Now if a curated stat shows that over the season we've conceded fewer chances than say Chelsea, or even similar chances, but yet conceded disproportionately higher number of goals. Someone responding with "stats doesn't show everything" is simply using that line to discredit a curated fact you could only have deduced from either watching both teams judiciously (not just one) or examining their stats side by side.

Since almost no one here watches all the teams judiciously and if you or @simon23 do then I apologize. But if my assumption is right that like me you watch more City games judiciously and the other teams for entertainment. Then a statistical comparison is a way better barometer of the truth than either of our opinions drawn from just watching our team and making educated guesses about the others.

Thus, the fact that stats doesn't show us everything is irrelevant if it shows us more than our guesses and assumptions.

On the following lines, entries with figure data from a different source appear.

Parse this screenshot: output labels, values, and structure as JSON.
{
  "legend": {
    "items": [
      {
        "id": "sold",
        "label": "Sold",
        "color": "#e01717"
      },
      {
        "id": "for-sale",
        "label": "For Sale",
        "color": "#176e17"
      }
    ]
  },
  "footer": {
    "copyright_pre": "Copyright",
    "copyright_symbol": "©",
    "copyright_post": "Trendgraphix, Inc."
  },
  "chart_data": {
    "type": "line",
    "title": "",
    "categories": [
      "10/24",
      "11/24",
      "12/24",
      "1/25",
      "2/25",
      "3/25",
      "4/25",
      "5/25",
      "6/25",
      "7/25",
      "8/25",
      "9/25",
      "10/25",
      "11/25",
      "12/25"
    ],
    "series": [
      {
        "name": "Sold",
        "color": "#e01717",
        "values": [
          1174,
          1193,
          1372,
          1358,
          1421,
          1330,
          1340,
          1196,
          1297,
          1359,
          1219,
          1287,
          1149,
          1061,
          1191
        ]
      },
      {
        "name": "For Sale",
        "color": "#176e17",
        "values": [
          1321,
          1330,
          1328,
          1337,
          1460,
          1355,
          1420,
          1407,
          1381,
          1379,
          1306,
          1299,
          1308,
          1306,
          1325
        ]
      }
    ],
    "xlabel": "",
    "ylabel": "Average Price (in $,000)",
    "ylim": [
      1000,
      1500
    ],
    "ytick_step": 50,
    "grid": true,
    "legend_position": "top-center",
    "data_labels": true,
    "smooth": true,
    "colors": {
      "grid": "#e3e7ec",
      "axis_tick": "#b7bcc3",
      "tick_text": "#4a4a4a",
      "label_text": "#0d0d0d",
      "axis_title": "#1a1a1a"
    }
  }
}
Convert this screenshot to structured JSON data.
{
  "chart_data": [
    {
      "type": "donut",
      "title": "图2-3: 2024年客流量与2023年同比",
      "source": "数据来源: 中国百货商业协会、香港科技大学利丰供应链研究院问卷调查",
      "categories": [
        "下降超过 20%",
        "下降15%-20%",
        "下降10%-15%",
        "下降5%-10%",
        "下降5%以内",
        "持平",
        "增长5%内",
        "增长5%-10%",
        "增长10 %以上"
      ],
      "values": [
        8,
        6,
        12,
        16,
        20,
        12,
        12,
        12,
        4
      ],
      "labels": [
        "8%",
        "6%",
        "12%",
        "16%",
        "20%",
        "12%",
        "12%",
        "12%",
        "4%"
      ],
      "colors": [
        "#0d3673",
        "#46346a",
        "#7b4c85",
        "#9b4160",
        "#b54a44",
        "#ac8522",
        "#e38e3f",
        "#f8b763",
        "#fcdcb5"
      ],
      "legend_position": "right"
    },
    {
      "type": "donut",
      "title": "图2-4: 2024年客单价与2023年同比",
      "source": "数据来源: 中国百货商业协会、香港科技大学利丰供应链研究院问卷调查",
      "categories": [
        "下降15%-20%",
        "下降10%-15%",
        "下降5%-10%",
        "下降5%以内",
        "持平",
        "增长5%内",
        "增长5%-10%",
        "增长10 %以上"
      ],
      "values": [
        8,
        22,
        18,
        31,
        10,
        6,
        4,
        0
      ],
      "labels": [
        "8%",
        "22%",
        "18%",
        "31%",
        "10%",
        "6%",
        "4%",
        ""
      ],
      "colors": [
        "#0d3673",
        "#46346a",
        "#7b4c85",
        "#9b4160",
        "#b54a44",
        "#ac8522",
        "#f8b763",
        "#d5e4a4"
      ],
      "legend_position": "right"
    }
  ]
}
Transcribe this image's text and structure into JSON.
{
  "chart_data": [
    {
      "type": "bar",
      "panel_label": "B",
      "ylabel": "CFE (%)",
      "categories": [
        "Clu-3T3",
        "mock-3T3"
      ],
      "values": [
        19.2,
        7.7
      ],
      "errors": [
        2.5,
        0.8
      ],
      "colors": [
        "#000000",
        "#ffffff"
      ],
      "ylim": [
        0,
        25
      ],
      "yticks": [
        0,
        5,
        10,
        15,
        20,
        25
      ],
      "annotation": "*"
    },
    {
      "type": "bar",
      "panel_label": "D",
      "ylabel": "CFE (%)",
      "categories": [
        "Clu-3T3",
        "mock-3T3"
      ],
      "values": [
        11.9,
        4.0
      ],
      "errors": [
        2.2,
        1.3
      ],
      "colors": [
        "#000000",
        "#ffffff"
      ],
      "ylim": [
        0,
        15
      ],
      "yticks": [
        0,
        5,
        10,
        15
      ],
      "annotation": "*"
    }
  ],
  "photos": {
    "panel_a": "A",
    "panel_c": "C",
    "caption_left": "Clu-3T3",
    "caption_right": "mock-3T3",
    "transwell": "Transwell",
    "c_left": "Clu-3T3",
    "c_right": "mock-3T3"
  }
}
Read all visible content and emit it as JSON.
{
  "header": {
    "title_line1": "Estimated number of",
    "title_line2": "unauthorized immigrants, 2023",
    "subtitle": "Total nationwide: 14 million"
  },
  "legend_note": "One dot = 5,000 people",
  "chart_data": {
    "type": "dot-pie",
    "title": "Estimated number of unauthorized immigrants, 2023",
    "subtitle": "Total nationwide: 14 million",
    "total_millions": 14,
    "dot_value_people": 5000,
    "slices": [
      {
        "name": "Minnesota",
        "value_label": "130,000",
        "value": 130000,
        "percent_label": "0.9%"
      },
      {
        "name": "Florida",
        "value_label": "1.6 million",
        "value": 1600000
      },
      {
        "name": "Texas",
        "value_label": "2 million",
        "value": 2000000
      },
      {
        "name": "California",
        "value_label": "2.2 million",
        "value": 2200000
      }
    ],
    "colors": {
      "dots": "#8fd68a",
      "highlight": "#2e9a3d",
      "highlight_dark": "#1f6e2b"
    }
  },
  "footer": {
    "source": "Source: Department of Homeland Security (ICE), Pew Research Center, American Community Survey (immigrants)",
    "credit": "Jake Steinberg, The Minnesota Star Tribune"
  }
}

Not read the whole conversation or thread but saw this quoted and had to comment as it drives me mad that some people dismiss stats as easily as they often do. Actually, replace easily with deludedly (which may not be a word but hey ho).

I like your point that most supporters only see a limited amount of other teams and so stats give people like that, which more than ever includes me, a way to objectively compare the performance of multiple teams. It doesn't mean losing sight of the fact that no one thing tells you everything. Relying on your own eyes is a sure way to miss loads and fail to appreciate a range of things. Time after time you see people make comments that have been hugely influenced by a few notable moments that have skewed their perception of a performance - an obvious classic is so and so kept giving the ball away when their passing stats have been in the high 80%'s.

On City's defence, the team does allow the fewest shots on goal. Not got time to go through why too many of those end up in the back of the net but it is a combination of things, which actually starts with not taking enough chances upfront and works its way back through the team. Part of the solution does to my mind require personnel changes and I am in the group that wants more of those than are likely to be practicable but I also think we can do a lot better with a fairly small number of improvements. Two new full backs and a defensive midfielder would make a huge difference; that was "true" last season.